In my senior year of high school, a guest speaker came to my AP Government class and told us that we could change the world...but we couldn't change everything. It is easy to care faintly about a wide range of issues, but we don't laud the accomplishments of vaguely compassionate people. We salute passionate people for changing the course of history.
Essentially she told us to have a cause. Do some volunteer work, educate your friends and family, research charities, sign petitions, write an email to your representatives, or make it your career. Having a cause doesn't mean you don't care about anything else. You can still do your daily part for the other causes - recycle, conserve water, adopt a dog, do relay for life, go vegetarian - both kinds of activism are important. Societal shifts require many people doing a little and a few people doing a lot. We are often a part of the many but we really maximize our impact when we become a part of the few.

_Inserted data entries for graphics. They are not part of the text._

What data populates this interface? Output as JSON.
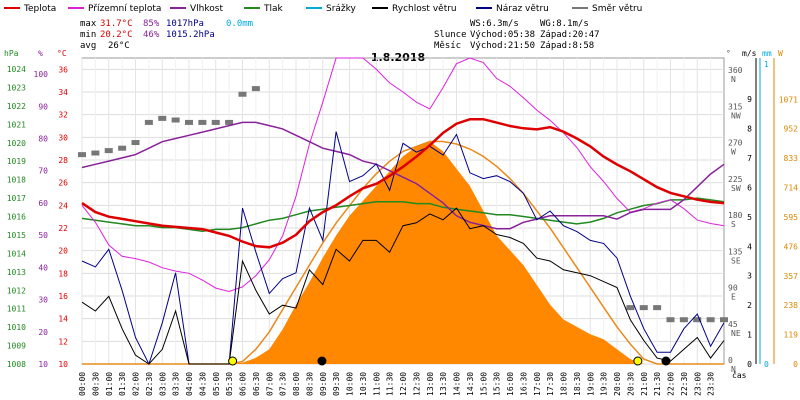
{
  "chart_data": {
    "type": "line",
    "title": "1.8.2018",
    "legend": [
      {
        "label": "Teplota",
        "color": "#dd0000"
      },
      {
        "label": "Přízemní teplota",
        "color": "#dd22dd"
      },
      {
        "label": "Vlhkost",
        "color": "#882299"
      },
      {
        "label": "Tlak",
        "color": "#228822"
      },
      {
        "label": "Srážky",
        "color": "#00aadd"
      },
      {
        "label": "Rychlost větru",
        "color": "#000000"
      },
      {
        "label": "Náraz větru",
        "color": "#000088"
      },
      {
        "label": "Směr větru",
        "color": "#777777"
      }
    ],
    "stats": {
      "max_label": "max",
      "min_label": "min",
      "avg_label": "avg",
      "max_temp": "31.7°C",
      "max_hum": "85%",
      "max_press": "1017hPa",
      "rain": "0.0mm",
      "min_temp": "20.2°C",
      "min_hum": "46%",
      "min_press": "1015.2hPa",
      "avg_temp": "26°C",
      "ws": "WS:6.3m/s",
      "wg": "WG:8.1m/s",
      "sun_label": "Slunce",
      "sunrise": "Východ:05:38",
      "sunset": "Západ:20:47",
      "moon_label": "Měsíc",
      "moonrise": "Východ:21:50",
      "moonset": "Západ:8:58"
    },
    "axes": {
      "press_unit": "hPa",
      "hum_unit": "%",
      "temp_unit": "°C",
      "dir_unit": "°",
      "wind_unit": "m/s",
      "rain_unit": "mm",
      "solar_unit": "W",
      "time_unit": "čas",
      "press_ticks": [
        "1024",
        "1023",
        "1022",
        "1021",
        "1020",
        "1019",
        "1018",
        "1017",
        "1016",
        "1015",
        "1014",
        "1013",
        "1012",
        "1011",
        "1010",
        "1009",
        "1008"
      ],
      "hum_ticks": [
        "100",
        "90",
        "80",
        "70",
        "60",
        "50",
        "40",
        "30",
        "20",
        "10"
      ],
      "temp_ticks": [
        "36",
        "34",
        "32",
        "30",
        "28",
        "26",
        "24",
        "22",
        "20",
        "18",
        "16",
        "14",
        "12",
        "10"
      ],
      "dir_ticks": [
        "360\nN",
        "315\nNW",
        "270\nW",
        "225\nSW",
        "180\nS",
        "135\nSE",
        "90\nE",
        "45\nNE",
        "0\nN"
      ],
      "wind_ticks": [
        "9",
        "8",
        "7",
        "6",
        "5",
        "4",
        "3",
        "2",
        "1",
        "0"
      ],
      "rain_ticks": [
        "1",
        "0"
      ],
      "solar_ticks": [
        "1071",
        "952",
        "833",
        "714",
        "595",
        "476",
        "357",
        "238",
        "119",
        "0"
      ],
      "x_ticks": [
        "00:00",
        "00:30",
        "01:00",
        "01:30",
        "02:00",
        "02:30",
        "03:00",
        "03:30",
        "04:00",
        "04:30",
        "05:00",
        "05:30",
        "06:00",
        "06:30",
        "07:00",
        "07:30",
        "08:00",
        "08:30",
        "09:00",
        "09:30",
        "10:00",
        "10:30",
        "11:00",
        "11:30",
        "12:00",
        "12:30",
        "13:00",
        "13:30",
        "14:00",
        "14:30",
        "15:00",
        "15:30",
        "16:00",
        "16:30",
        "17:00",
        "17:30",
        "18:00",
        "18:30",
        "19:00",
        "19:30",
        "20:00",
        "20:30",
        "21:00",
        "21:30",
        "22:00",
        "22:30",
        "23:00",
        "23:30"
      ],
      "temp_range": [
        10,
        37
      ],
      "hum_range": [
        10,
        105
      ],
      "press_range": [
        1008,
        1024.6
      ],
      "dir_range": [
        0,
        380
      ],
      "wind_range": [
        0,
        10.4
      ],
      "solar_range": [
        0,
        1238
      ]
    },
    "series": {
      "hours": [
        0,
        0.5,
        1,
        1.5,
        2,
        2.5,
        3,
        3.5,
        4,
        4.5,
        5,
        5.5,
        6,
        6.5,
        7,
        7.5,
        8,
        8.5,
        9,
        9.5,
        10,
        10.5,
        11,
        11.5,
        12,
        12.5,
        13,
        13.5,
        14,
        14.5,
        15,
        15.5,
        16,
        16.5,
        17,
        17.5,
        18,
        18.5,
        19,
        19.5,
        20,
        20.5,
        21,
        21.5,
        22,
        22.5,
        23,
        23.5,
        24
      ],
      "temperature": [
        24.2,
        23.4,
        23,
        22.8,
        22.6,
        22.4,
        22.2,
        22.1,
        22,
        21.9,
        21.6,
        21.3,
        20.8,
        20.4,
        20.3,
        20.7,
        21.4,
        22.6,
        23.4,
        24,
        24.8,
        25.5,
        25.9,
        26.6,
        27.4,
        28.3,
        29.3,
        30.4,
        31.2,
        31.6,
        31.6,
        31.3,
        31,
        30.8,
        30.7,
        30.9,
        30.5,
        29.9,
        29.2,
        28.3,
        27.6,
        27,
        26.3,
        25.6,
        25.1,
        24.8,
        24.5,
        24.3,
        24.2
      ],
      "ground_temp": [
        24,
        22.5,
        20.5,
        19.5,
        19.3,
        19,
        18.5,
        18.2,
        18,
        17.4,
        16.7,
        16.4,
        16.8,
        17.8,
        19.2,
        21.3,
        24.8,
        29.4,
        33.1,
        37,
        37,
        37,
        36,
        34.8,
        34,
        33.1,
        32.5,
        34.4,
        36.5,
        37,
        36.6,
        35.2,
        34.5,
        33.5,
        32.4,
        31.5,
        30.4,
        29.1,
        27.4,
        26.1,
        24.6,
        23.4,
        23.7,
        24.2,
        24.5,
        23.7,
        22.7,
        22.4,
        22.2
      ],
      "humidity": [
        71,
        72,
        73,
        74,
        75,
        77,
        79,
        80,
        81,
        82,
        83,
        84,
        85,
        85,
        84,
        83,
        81,
        79,
        77,
        76,
        75,
        73,
        72,
        70,
        68,
        66,
        63,
        60,
        56,
        54,
        53,
        52,
        52,
        54,
        55,
        56,
        56,
        56,
        56,
        56,
        55,
        57,
        58,
        58,
        58,
        61,
        65,
        69,
        72
      ],
      "pressure": [
        1015.9,
        1015.8,
        1015.7,
        1015.6,
        1015.5,
        1015.5,
        1015.4,
        1015.4,
        1015.3,
        1015.2,
        1015.3,
        1015.3,
        1015.4,
        1015.6,
        1015.8,
        1015.9,
        1016.1,
        1016.3,
        1016.4,
        1016.5,
        1016.6,
        1016.7,
        1016.8,
        1016.8,
        1016.8,
        1016.7,
        1016.7,
        1016.5,
        1016.4,
        1016.3,
        1016.2,
        1016.1,
        1016.1,
        1016,
        1015.9,
        1015.8,
        1015.7,
        1015.6,
        1015.7,
        1015.9,
        1016.2,
        1016.4,
        1016.6,
        1016.7,
        1016.9,
        1016.9,
        1017,
        1016.9,
        1016.8
      ],
      "wind_speed": [
        2.1,
        1.8,
        2.3,
        1.2,
        0.3,
        0,
        0.5,
        1.8,
        0,
        0,
        0,
        0,
        3.5,
        2.5,
        1.7,
        2,
        1.9,
        3.2,
        2.7,
        3.9,
        3.5,
        4.2,
        4.2,
        3.8,
        4.7,
        4.8,
        5.1,
        4.9,
        5.3,
        4.6,
        4.7,
        4.4,
        4.3,
        4.1,
        3.6,
        3.5,
        3.2,
        3.1,
        3,
        2.8,
        2.6,
        1.5,
        0.8,
        0.2,
        0.1,
        0.5,
        0.9,
        0.2,
        0.8
      ],
      "wind_gust": [
        3.5,
        3.3,
        3.9,
        2.5,
        0.9,
        0,
        1.4,
        3.1,
        0,
        0,
        0,
        0,
        5.3,
        3.8,
        2.4,
        2.9,
        3.1,
        5.3,
        4.2,
        7.9,
        6.2,
        6.4,
        6.8,
        5.9,
        7.5,
        7.2,
        7.4,
        7.1,
        7.8,
        6.5,
        6.3,
        6.4,
        6.2,
        5.8,
        4.9,
        5.2,
        4.7,
        4.5,
        4.2,
        4.1,
        3.6,
        2.3,
        1.2,
        0.4,
        0.4,
        1.2,
        1.7,
        0.6,
        1.4
      ],
      "wind_dir": [
        260,
        262,
        265,
        268,
        275,
        300,
        305,
        303,
        300,
        300,
        300,
        300,
        335,
        342,
        null,
        null,
        null,
        null,
        null,
        null,
        null,
        null,
        null,
        null,
        null,
        null,
        null,
        null,
        null,
        null,
        null,
        null,
        null,
        null,
        null,
        null,
        null,
        null,
        null,
        null,
        null,
        70,
        70,
        70,
        55,
        55,
        55,
        55,
        55
      ],
      "solar": [
        0,
        0,
        0,
        0,
        0,
        0,
        0,
        0,
        0,
        0,
        0,
        0,
        5,
        25,
        60,
        140,
        240,
        330,
        430,
        520,
        600,
        660,
        720,
        780,
        840,
        880,
        900,
        860,
        790,
        720,
        620,
        520,
        460,
        400,
        320,
        240,
        180,
        150,
        120,
        100,
        60,
        20,
        0,
        0,
        0,
        0,
        0,
        0,
        0
      ],
      "solar_max": [
        0,
        0,
        0,
        0,
        0,
        0,
        0,
        0,
        0,
        0,
        0,
        0,
        10,
        60,
        130,
        220,
        310,
        400,
        490,
        570,
        640,
        710,
        770,
        820,
        860,
        880,
        900,
        900,
        890,
        870,
        840,
        800,
        750,
        690,
        620,
        550,
        470,
        390,
        310,
        230,
        150,
        80,
        20,
        0,
        0,
        0,
        0,
        0,
        0
      ]
    },
    "markers": {
      "sunrise_time": 5.63,
      "sunset_time": 20.78,
      "moonrise_time": 21.83,
      "moonset_time": 8.97
    }
  }
}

Maybe you don't care about any one thing significantly more than everything else. It's easy if you have a passion, but if inspiration hasn't hit, I'm not above advising you to shop around for a short while, then pick. Just pick something. Accept that you can't change everything and trust that the people around you are working hard for the causes you don't select. There's no rule saying you can't refocus your energies if inspiration strikes later on. Meanwhile, think it over and make a thoughtful commitment to invest your efforts. Consider what is important to you but also consider where you could have the biggest impact given your location, knowledge, and resources. You might find that the more you learn about something, the more you care about it. Think of it like a consensual arranged marriage: sometimes the effort comes first and the passion comes later.

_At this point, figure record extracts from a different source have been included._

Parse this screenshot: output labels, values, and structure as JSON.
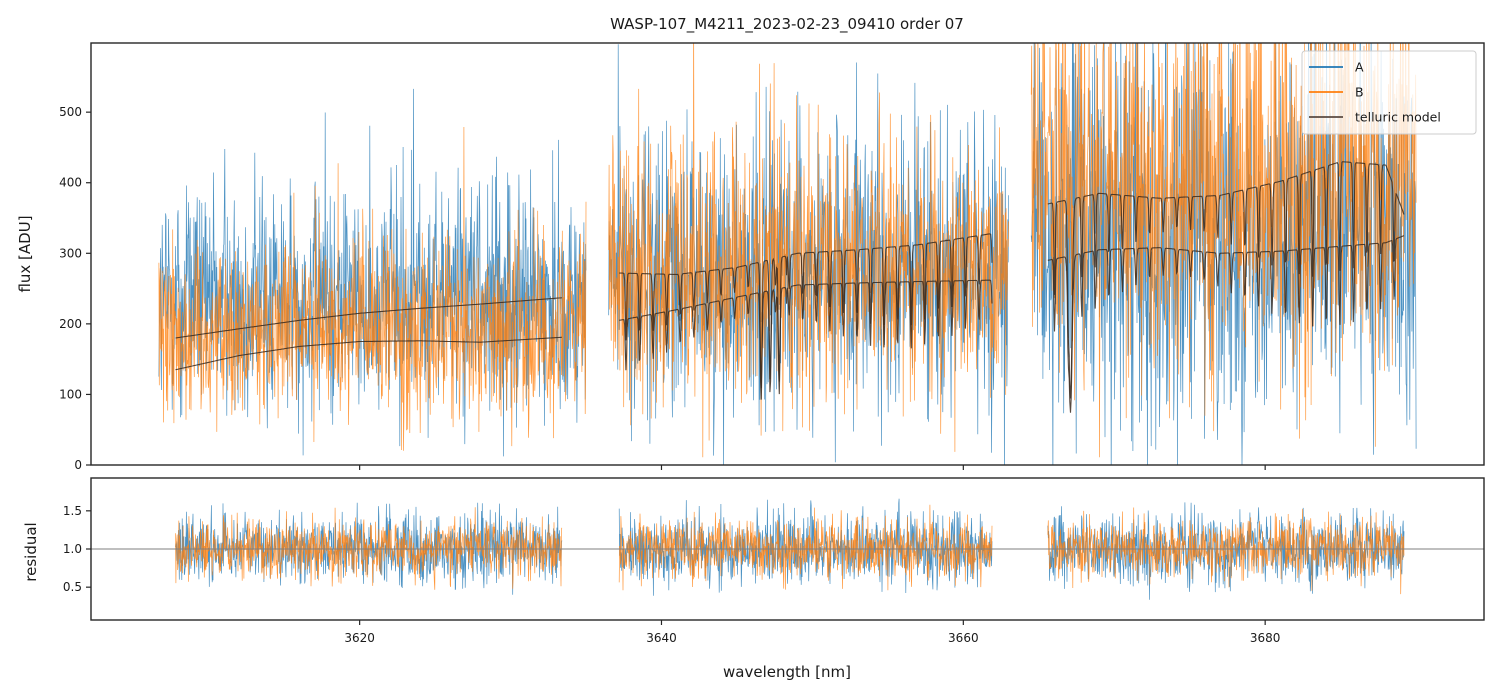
{
  "chart_data": [
    {
      "id": "flux",
      "type": "line",
      "title": "WASP-107_M4211_2023-02-23_09410  order 07",
      "xlabel": "",
      "ylabel": "flux [ADU]",
      "xlim": [
        3602.2,
        3694.5
      ],
      "ylim": [
        0,
        598
      ],
      "xticks": [
        3620,
        3640,
        3660,
        3680
      ],
      "xtick_labels_shown": false,
      "yticks": [
        0,
        100,
        200,
        300,
        400,
        500
      ],
      "ytick_labels": [
        "0",
        "100",
        "200",
        "300",
        "400",
        "500"
      ],
      "grid": false,
      "legend": {
        "placement": "top-right",
        "entries": [
          {
            "label": "A",
            "color": "#1f77b4"
          },
          {
            "label": "B",
            "color": "#ff7f0e"
          },
          {
            "label": "telluric model",
            "color": "#5a4a42"
          }
        ]
      },
      "series": [
        {
          "name": "A",
          "color": "#1f77b4",
          "style": "noisy spectrum",
          "segments": [
            {
              "x_range": [
                3606.7,
                3635.0
              ],
              "typical_level": 230,
              "noise_amplitude": 110
            },
            {
              "x_range": [
                3636.5,
                3663.0
              ],
              "typical_level": 270,
              "noise_amplitude": 140
            },
            {
              "x_range": [
                3664.5,
                3690.0
              ],
              "typical_level": 320,
              "noise_amplitude": 190
            }
          ]
        },
        {
          "name": "B",
          "color": "#ff7f0e",
          "style": "noisy spectrum",
          "segments": [
            {
              "x_range": [
                3606.7,
                3635.0
              ],
              "typical_level": 190,
              "noise_amplitude": 90
            },
            {
              "x_range": [
                3636.5,
                3663.0
              ],
              "typical_level": 270,
              "noise_amplitude": 130
            },
            {
              "x_range": [
                3664.5,
                3690.0
              ],
              "typical_level": 400,
              "noise_amplitude": 200
            }
          ]
        },
        {
          "name": "telluric model (upper)",
          "color": "#5a4a42",
          "segments": [
            {
              "x": [
                3607.8,
                3612,
                3616,
                3620,
                3624,
                3628,
                3633.4
              ],
              "y": [
                180,
                193,
                205,
                215,
                222,
                228,
                237
              ]
            },
            {
              "x": [
                3637.2,
                3641,
                3645,
                3649,
                3653,
                3657,
                3661.9
              ],
              "y": [
                272,
                270,
                280,
                300,
                305,
                312,
                328
              ]
            },
            {
              "x": [
                3665.6,
                3669,
                3673,
                3677,
                3681,
                3685,
                3688,
                3689.2
              ],
              "y": [
                370,
                385,
                378,
                382,
                402,
                430,
                425,
                355
              ]
            }
          ]
        },
        {
          "name": "telluric model (lower)",
          "color": "#5a4a42",
          "segments": [
            {
              "x": [
                3607.8,
                3612,
                3616,
                3620,
                3624,
                3628,
                3633.4
              ],
              "y": [
                135,
                155,
                168,
                175,
                176,
                174,
                181
              ]
            },
            {
              "x": [
                3637.2,
                3641,
                3645,
                3649,
                3653,
                3657,
                3661.9
              ],
              "y": [
                205,
                220,
                238,
                255,
                258,
                260,
                262
              ]
            },
            {
              "x": [
                3665.6,
                3669,
                3673,
                3677,
                3681,
                3685,
                3688,
                3689.2
              ],
              "y": [
                290,
                305,
                308,
                300,
                303,
                310,
                315,
                325
              ]
            }
          ]
        }
      ]
    },
    {
      "id": "residual",
      "type": "line",
      "title": "",
      "xlabel": "wavelength [nm]",
      "ylabel": "residual",
      "xlim": [
        3602.2,
        3694.5
      ],
      "ylim": [
        0.07,
        1.93
      ],
      "xticks": [
        3620,
        3640,
        3660,
        3680
      ],
      "xtick_labels": [
        "3620",
        "3640",
        "3660",
        "3680"
      ],
      "yticks": [
        0.5,
        1.0,
        1.5
      ],
      "ytick_labels": [
        "0.5",
        "1.0",
        "1.5"
      ],
      "reference_line": {
        "y": 1.0,
        "color": "#7f7f7f"
      },
      "grid": false,
      "series": [
        {
          "name": "A",
          "color": "#1f77b4",
          "center": 1.0,
          "noise_amplitude": 0.35,
          "segments": [
            [
              3607.8,
              3633.4
            ],
            [
              3637.2,
              3661.9
            ],
            [
              3665.6,
              3689.2
            ]
          ]
        },
        {
          "name": "B",
          "color": "#ff7f0e",
          "center": 1.0,
          "noise_amplitude": 0.3,
          "segments": [
            [
              3607.8,
              3633.4
            ],
            [
              3637.2,
              3661.9
            ],
            [
              3665.6,
              3689.2
            ]
          ]
        }
      ]
    }
  ]
}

When I was a child it used to drive me crazy that I didn't know my favorite color. As a kid, you get that question a lot. I was so relieved when I eventually realized that my favorite color was whatever I wanted it to be. I painted my room red and moved on with my life. When someone asked me, I was ready. It sounds like a silly comparison, but it's not all that different. We decide how we self-identify, and that identification is liberating. Be an environmental activist or a child advocate or a civil rights warrior. Once the decision is made, all there is left to do is act. And when the world asks you what you have to say, you'll be ready.